Aus dem Yoga weiß ich zum Glück, dass ich meinen Atem bewusst in verschiedene Teile meines Körpers lenken kann. Also vielleicht nicht direkt die Luft selbst, aber immerhin gelingt es mir, mit Hilfe dieser Vorstellung Spannungen im Körper aufzulösen. Zum Beispiel, wenn ich „Rücken“ habe. Das passiert nicht mehr so oft, aber egal. Wenn es passiert, dann stelle ich mir vor, meinen Atem genau an die schmerzende Stelle zu leiten. Und dann sogar, den Schmerz einfach auszuatmen, zum Beispiel über die Füße. Klingt irre, funktioniert aber! Die Verspannung löst sich tatsächlich allmählich auf. Ich bin entzückt, und zwar jedes Mal! Die Vorstellungskraft hilft mir offensichtlich dabei, meine Muskeln und vielleicht auch noch andere Sachen, die da so in mir herumgeistern, zu steuern. Gianna und Mauro sagen ja schon immer: „Der Atem bringt Dich weiter.“ Stimmt. Herzlichen Dank für die Technik!

Ich atme also ein Weilchen und entspanne mich bewusst. Bald ist mir nicht mehr eng zumute. Mein Herz ist weit und bietet viel Platz für angenehme Gefühle. Oder wohnen die woanders? Egal. Ich bin jedenfalls gerade ganz bei mir, atme so vor mich hin und fühle mich wohl.
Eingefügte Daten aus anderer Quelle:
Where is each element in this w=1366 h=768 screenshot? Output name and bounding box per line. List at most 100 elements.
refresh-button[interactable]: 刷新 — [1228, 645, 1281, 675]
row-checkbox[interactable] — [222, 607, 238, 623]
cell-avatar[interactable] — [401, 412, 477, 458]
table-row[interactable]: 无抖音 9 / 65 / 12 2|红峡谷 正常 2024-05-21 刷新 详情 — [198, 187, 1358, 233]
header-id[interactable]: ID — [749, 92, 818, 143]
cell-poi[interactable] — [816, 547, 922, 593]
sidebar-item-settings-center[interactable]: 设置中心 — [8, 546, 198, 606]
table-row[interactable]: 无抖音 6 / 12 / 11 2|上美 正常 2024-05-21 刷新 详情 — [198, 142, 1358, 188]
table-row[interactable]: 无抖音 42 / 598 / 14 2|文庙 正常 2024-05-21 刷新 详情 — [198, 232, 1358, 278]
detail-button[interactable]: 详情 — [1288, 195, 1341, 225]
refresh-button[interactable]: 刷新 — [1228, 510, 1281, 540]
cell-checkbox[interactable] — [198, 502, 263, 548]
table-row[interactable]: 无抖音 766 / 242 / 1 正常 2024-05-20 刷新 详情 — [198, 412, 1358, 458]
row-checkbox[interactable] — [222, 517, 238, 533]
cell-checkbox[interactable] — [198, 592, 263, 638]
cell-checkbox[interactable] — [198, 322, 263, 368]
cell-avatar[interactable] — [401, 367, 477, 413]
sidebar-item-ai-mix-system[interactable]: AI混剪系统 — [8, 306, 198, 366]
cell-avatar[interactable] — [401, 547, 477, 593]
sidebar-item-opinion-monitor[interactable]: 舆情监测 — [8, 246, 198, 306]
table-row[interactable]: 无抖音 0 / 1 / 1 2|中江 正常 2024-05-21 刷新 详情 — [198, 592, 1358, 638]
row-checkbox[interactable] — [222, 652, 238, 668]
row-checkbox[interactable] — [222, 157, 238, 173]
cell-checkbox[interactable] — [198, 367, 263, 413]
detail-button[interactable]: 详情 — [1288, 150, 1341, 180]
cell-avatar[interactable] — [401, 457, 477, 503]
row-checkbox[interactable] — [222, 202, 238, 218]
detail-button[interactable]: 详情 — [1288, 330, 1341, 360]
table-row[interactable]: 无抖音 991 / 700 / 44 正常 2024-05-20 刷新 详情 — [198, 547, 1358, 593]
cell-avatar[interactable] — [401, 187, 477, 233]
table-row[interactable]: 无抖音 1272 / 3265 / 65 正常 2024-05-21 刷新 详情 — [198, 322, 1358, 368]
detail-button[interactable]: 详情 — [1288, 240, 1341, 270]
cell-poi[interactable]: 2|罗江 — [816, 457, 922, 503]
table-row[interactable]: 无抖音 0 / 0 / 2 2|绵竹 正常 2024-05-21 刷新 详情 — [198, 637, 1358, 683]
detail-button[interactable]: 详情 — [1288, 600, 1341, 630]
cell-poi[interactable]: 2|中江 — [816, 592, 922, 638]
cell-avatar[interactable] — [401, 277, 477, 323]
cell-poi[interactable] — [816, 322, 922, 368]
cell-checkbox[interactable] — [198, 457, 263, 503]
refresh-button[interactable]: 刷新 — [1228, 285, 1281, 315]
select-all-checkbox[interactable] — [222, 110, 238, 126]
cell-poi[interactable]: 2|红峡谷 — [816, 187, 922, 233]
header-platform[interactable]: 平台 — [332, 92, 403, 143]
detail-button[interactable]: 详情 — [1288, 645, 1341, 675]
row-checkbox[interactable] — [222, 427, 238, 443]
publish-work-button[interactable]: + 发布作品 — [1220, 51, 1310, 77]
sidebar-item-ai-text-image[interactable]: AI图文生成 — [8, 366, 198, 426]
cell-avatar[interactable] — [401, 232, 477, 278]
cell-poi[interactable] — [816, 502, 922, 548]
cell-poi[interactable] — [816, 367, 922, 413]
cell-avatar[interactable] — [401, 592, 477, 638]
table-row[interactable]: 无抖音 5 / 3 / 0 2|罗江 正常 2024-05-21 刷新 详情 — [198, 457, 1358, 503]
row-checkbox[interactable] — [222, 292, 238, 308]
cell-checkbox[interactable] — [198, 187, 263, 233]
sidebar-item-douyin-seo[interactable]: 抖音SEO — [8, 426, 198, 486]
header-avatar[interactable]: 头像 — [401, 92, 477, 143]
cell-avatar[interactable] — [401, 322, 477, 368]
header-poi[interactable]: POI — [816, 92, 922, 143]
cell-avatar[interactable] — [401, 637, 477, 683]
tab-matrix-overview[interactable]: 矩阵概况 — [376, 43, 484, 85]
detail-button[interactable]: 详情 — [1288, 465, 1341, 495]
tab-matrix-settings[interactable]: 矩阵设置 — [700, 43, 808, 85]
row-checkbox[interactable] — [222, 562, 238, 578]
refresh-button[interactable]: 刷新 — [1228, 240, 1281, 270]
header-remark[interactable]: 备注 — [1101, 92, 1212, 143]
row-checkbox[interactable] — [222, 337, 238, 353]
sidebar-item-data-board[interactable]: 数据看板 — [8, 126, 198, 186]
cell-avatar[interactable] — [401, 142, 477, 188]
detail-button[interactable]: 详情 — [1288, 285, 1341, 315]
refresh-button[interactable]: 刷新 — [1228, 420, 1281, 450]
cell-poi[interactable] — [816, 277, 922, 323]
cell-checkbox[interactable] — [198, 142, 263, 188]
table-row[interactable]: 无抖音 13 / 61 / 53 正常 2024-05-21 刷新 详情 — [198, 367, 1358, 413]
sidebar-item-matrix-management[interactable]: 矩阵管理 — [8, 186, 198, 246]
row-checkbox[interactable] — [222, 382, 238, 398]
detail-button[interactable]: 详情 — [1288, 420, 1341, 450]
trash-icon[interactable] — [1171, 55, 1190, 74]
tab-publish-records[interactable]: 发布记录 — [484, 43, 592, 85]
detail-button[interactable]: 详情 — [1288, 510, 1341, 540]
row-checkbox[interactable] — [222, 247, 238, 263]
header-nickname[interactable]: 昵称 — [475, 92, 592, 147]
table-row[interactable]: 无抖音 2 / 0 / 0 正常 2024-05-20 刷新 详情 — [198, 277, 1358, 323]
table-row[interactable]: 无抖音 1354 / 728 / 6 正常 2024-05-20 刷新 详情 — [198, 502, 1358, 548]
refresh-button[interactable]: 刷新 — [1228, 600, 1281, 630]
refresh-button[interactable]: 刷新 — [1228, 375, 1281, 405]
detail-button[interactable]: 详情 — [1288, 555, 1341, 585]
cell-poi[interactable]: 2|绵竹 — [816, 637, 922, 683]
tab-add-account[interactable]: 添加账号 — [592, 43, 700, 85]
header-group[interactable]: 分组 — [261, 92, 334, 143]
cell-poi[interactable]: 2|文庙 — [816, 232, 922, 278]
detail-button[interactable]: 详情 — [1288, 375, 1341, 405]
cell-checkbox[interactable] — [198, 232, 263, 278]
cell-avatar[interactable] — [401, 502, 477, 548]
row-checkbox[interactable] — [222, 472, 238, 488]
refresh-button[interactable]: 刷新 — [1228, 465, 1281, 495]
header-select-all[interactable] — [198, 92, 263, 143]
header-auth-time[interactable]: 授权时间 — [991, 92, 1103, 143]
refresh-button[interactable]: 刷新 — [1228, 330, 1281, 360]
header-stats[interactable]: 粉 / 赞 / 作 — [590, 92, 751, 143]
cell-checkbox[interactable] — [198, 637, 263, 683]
Dieser Beitrag hat einen Kommentar

  1. Mauro und Gianna

    Das ist eine sehr schöne Geschichte, gut recherchiert und durch deine bildhafte Darstellung eine schöne Reise zu sich selbst!
    Der Atem bringt dich weiter, entspricht der absoluten Wahrheit!
    Abgesehen davon, dass der Atem uns mit frischer Luft und Sauerstoff versorgt, und die verbrauchte Luft wieder abtransportiert, generiert die Atmung neue Lebensenergie, ohne die ein Leben nicht möglich wäre.

    Lebensenergie verhilft uns zu neuer Kraft, die uns weiterbringt!

    Danke für deine Story liebe Miri!
    Allen anderen wünschen wir Motivation für Yoga, Mut zu gezielten Atem-Techniken, durch die jeder lernen kann, seinen Atem zu lenken.
    Entspannung, innere Ruhe, innere Kraft, geistige Klarheit, mehr Flexibilität stellen sich immer mehr ein, dadurch übernimmt jeder Praktizierende die Selbstverantwortung für seine Gesundheit und sein Wohlbefinden!